Fecal microbiota transplantation (FMT) has been highly successful in restoring normal microbiota in patients with CDI. However, the authors cautioned that special care is needed in applying FMT to pediatric treatment. “There is less evidence for use, more concern for adverse events, and fear of long-term outcomes when the microbiota is manipulated,” they wrote.

In addition, the FDA has cautioned about the development of multidrug-resistant organisms post FMT transplant. However, the authors recommended FMT be considered in pediatric CDI that is recurrent or develops following therapeutic failure after at least 1 course of vancomycin.

Other CDI Concerns in Pediatrics

There is no standard in pediatric treatment for knowing when to test for CDI during a series of diarrheal episodes. The Infectious Diseases Society of America recommends testing be considered “in those with unexplained and new-onset unformed stools at a frequency of at least 3 in a 24-hour period, although this is based on low-quality evidence.”
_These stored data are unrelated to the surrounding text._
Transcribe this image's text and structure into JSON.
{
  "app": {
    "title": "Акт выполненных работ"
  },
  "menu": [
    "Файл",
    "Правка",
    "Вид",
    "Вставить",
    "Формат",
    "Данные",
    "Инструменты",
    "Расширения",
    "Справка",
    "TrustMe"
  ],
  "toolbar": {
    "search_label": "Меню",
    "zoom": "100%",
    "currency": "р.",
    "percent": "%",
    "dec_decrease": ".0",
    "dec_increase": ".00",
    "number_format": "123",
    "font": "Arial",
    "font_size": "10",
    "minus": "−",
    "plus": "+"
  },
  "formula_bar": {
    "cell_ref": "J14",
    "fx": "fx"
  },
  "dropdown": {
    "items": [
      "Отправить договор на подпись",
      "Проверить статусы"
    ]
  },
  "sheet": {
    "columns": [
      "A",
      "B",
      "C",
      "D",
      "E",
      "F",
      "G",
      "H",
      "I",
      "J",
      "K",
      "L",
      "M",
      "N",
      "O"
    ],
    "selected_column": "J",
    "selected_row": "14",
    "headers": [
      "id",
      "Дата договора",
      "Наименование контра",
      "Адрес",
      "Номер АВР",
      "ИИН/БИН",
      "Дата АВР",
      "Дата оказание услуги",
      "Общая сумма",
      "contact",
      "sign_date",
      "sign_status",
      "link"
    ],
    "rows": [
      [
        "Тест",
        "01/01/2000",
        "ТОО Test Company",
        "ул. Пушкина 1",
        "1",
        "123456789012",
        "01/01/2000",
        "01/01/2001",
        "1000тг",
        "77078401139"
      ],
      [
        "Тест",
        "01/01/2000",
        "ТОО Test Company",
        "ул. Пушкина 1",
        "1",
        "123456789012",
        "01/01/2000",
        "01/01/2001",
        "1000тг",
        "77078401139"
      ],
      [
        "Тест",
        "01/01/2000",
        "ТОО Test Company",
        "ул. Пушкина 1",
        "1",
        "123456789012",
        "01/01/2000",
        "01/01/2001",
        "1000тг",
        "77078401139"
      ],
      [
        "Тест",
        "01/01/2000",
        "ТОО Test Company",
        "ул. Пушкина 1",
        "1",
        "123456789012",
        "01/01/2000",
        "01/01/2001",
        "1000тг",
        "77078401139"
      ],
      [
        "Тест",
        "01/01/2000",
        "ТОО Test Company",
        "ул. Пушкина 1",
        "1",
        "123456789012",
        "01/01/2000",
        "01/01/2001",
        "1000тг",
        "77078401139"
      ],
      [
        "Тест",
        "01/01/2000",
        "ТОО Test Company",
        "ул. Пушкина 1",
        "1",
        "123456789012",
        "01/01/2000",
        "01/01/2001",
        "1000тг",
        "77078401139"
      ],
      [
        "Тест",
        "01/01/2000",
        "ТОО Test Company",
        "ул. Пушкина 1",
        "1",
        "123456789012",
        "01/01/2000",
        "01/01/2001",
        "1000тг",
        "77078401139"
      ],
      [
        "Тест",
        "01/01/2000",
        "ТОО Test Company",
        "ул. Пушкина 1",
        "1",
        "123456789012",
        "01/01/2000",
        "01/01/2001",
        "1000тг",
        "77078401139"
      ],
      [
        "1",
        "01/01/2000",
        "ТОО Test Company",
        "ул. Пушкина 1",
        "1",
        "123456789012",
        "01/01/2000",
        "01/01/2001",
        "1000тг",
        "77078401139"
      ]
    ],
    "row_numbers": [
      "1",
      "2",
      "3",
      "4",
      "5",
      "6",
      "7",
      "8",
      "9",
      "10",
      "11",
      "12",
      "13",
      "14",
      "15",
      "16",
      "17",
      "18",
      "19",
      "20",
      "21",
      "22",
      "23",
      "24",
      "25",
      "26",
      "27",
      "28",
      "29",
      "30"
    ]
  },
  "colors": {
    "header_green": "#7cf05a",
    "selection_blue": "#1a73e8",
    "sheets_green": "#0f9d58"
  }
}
Another important concern is that CDI asymptomatic colonization (infection development) rates are higher in children (2%-50%) than in adults (3%-20%). In infants less than 1 month of age, colonization rates are as high as 37%; but in neonates and infants clinical CDI is rare because they do not have the cell receptors at that age that facilitate development of CDI, and so the authors did not recommend testing for CDI in patients 2 years and under.

Few studies have elucidated risk factors for CDI in pediatrics, they wrote. But it is possible to break the categories down into “modifiable risk factors” and “nonmodifiable risk factors.” In the former group is exposure to antibiotic agents.

“A recent study of pediatric patients in the inpatient and outpatient settings identified cephalosporins and clindamycin to be the most common antibiotics received within the 30 days before CDI diagnosis,” authors of the review wrote. Infections are more common among those who have received more than 1 class of antibiotic.

“Proton pump inhibitors and other suppressors of gastric acid have been documented to increase risk of CDI,” they wrote.

Nonmodifiable risk factors include comorbidities, such as transplants, pancreatitis, inflammatory bowel disease, and HIV. “Hospitalization has also been reported as a major risk factor for pediatric CDI across several studies, with nearly 50% of patients in some studies presenting with a history of hospitalization within the last month,” the authors wrote.

Reference

DeVine MN, MacBrayne CE, Child J, Blackmer AB. Pharmacological management of pediatric Clostridioides difficile infection: clarifying the controversies. J Pediatr Health Care. Published online August 17, 2021. doi:10.1016/j.pedhc.2021.06.005.